Nos queda un largo trabajo para reconstruir nuestra vida pastoral. Arrancar de nuevo no va a ser fácil, cuando estamos haciendo de un momento puntual y temporal una costumbre. A ello podríamos añadir si el cristiano siente la necesidad de comulgar el Cuerpo del Señor… Debemos seguir inculcando el sentido del domingo, la «participación» (plena, consciente, activa, por el canto, la aclamación, el silencio…) en la Eucaristía dominical. Y surge otra serie de preguntas: ¿será por la dispensa del precepto? ¿No viene la gente a misa porque ya no se incurre en una falta grave? También debemos trabajar el sentido pedagógico y esencial del propio precepto, que está puesto por la Iglesia para señalar que «sin la Eucaristía del domingo no se puede vivir», como argumentaban los primeros mártires cristianos de Abitinia (s.
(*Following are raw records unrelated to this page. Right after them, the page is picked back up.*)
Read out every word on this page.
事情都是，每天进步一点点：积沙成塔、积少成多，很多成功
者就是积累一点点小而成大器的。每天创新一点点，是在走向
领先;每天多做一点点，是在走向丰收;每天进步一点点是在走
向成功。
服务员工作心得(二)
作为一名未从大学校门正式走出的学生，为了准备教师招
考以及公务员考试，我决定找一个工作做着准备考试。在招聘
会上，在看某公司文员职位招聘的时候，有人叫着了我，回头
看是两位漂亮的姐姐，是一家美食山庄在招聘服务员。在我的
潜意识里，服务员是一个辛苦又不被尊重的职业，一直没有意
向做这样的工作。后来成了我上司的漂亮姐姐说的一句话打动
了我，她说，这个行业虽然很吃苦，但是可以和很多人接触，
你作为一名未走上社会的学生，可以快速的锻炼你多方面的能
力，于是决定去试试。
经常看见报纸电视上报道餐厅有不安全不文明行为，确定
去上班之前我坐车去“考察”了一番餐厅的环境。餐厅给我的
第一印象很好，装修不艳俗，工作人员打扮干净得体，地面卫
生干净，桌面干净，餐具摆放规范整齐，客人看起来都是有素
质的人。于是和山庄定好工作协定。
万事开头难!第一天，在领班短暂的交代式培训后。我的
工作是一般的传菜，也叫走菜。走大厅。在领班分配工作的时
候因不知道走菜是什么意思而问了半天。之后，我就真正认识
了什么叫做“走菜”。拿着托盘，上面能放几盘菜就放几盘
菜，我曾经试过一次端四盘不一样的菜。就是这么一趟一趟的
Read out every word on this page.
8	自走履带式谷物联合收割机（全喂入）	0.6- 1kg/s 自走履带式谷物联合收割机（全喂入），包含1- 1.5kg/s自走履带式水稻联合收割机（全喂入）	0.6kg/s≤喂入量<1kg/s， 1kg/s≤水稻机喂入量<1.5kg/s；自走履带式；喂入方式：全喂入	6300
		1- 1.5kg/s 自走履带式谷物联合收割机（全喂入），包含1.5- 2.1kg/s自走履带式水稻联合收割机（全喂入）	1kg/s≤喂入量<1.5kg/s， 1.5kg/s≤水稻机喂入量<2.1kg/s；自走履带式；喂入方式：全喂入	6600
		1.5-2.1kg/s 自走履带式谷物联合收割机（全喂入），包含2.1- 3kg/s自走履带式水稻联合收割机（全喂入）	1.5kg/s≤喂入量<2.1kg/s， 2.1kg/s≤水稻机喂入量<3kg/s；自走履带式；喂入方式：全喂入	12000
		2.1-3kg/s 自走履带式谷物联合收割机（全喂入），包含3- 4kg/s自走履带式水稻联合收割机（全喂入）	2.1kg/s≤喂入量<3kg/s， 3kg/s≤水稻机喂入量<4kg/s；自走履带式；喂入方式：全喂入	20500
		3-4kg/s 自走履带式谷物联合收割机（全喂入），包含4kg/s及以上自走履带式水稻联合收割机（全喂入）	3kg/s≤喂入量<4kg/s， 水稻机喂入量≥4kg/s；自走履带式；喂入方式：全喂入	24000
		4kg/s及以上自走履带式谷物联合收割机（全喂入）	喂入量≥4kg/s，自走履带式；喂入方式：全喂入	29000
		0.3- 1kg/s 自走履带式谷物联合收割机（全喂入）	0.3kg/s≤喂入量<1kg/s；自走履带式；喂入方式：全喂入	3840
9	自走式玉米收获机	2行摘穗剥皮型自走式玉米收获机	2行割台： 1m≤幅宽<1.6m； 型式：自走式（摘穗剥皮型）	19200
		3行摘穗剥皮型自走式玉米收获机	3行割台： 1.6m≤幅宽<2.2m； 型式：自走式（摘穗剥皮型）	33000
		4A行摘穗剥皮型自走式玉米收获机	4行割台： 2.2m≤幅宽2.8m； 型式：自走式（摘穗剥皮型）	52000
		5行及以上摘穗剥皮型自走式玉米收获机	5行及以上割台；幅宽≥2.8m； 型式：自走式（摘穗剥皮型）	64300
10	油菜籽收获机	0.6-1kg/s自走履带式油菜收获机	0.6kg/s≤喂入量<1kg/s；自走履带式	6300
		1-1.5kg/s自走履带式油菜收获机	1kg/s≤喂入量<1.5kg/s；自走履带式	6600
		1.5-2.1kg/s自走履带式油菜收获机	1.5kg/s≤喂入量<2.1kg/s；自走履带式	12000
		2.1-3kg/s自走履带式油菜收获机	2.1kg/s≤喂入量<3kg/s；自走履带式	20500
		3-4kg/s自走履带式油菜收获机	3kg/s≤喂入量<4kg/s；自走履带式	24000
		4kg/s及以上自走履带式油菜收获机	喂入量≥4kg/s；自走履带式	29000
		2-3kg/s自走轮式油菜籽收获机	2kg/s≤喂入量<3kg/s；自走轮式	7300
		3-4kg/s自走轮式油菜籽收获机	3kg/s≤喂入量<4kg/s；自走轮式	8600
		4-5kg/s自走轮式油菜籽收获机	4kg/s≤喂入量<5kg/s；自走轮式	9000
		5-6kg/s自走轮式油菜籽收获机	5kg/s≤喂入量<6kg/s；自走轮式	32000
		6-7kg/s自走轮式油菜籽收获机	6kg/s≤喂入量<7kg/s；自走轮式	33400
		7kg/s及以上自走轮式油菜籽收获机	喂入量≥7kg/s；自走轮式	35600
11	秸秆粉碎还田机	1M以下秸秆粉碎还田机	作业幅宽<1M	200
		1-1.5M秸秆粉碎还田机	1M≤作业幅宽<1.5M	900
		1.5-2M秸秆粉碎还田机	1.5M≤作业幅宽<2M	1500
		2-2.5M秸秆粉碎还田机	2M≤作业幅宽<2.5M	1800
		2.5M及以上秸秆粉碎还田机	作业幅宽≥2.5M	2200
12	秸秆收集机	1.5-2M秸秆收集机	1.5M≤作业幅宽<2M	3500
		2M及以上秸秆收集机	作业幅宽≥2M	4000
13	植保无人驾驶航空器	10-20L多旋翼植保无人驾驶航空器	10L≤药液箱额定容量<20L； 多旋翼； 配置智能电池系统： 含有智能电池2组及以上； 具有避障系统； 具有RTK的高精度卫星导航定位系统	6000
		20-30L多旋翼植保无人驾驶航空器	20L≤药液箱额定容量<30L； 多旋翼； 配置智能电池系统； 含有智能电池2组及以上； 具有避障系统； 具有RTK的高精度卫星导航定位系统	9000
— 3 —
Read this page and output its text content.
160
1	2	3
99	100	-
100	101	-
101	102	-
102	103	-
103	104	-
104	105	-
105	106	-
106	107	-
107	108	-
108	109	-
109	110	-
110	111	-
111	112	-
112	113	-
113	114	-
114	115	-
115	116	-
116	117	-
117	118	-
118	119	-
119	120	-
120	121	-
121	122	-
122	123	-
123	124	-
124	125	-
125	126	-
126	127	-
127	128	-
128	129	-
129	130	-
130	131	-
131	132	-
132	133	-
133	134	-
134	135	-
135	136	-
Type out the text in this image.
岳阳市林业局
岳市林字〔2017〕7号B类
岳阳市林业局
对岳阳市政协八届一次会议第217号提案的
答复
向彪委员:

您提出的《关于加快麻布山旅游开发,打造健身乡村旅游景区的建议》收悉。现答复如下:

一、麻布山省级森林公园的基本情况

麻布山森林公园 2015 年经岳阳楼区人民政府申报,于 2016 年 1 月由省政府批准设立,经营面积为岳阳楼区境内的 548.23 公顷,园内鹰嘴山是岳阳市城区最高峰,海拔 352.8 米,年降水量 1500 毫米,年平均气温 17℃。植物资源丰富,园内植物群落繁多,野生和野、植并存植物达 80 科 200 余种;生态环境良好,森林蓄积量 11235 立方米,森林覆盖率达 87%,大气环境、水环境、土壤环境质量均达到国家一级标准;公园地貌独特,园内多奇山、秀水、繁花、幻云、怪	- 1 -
IV).

Después de más de cien días vividos, ahora es muy buena ocasión para hacer, cada uno, un examen de conciencia personal, del tiempo pasado y del actual. De ahora en adelante, ¿deberá ser igual nuestra vida? ¿nos ha cambiado? La Pascua 2020 quedará grabada en nuestro corazón, como lo está en el Corazón de Dios, que nunca nos abandona.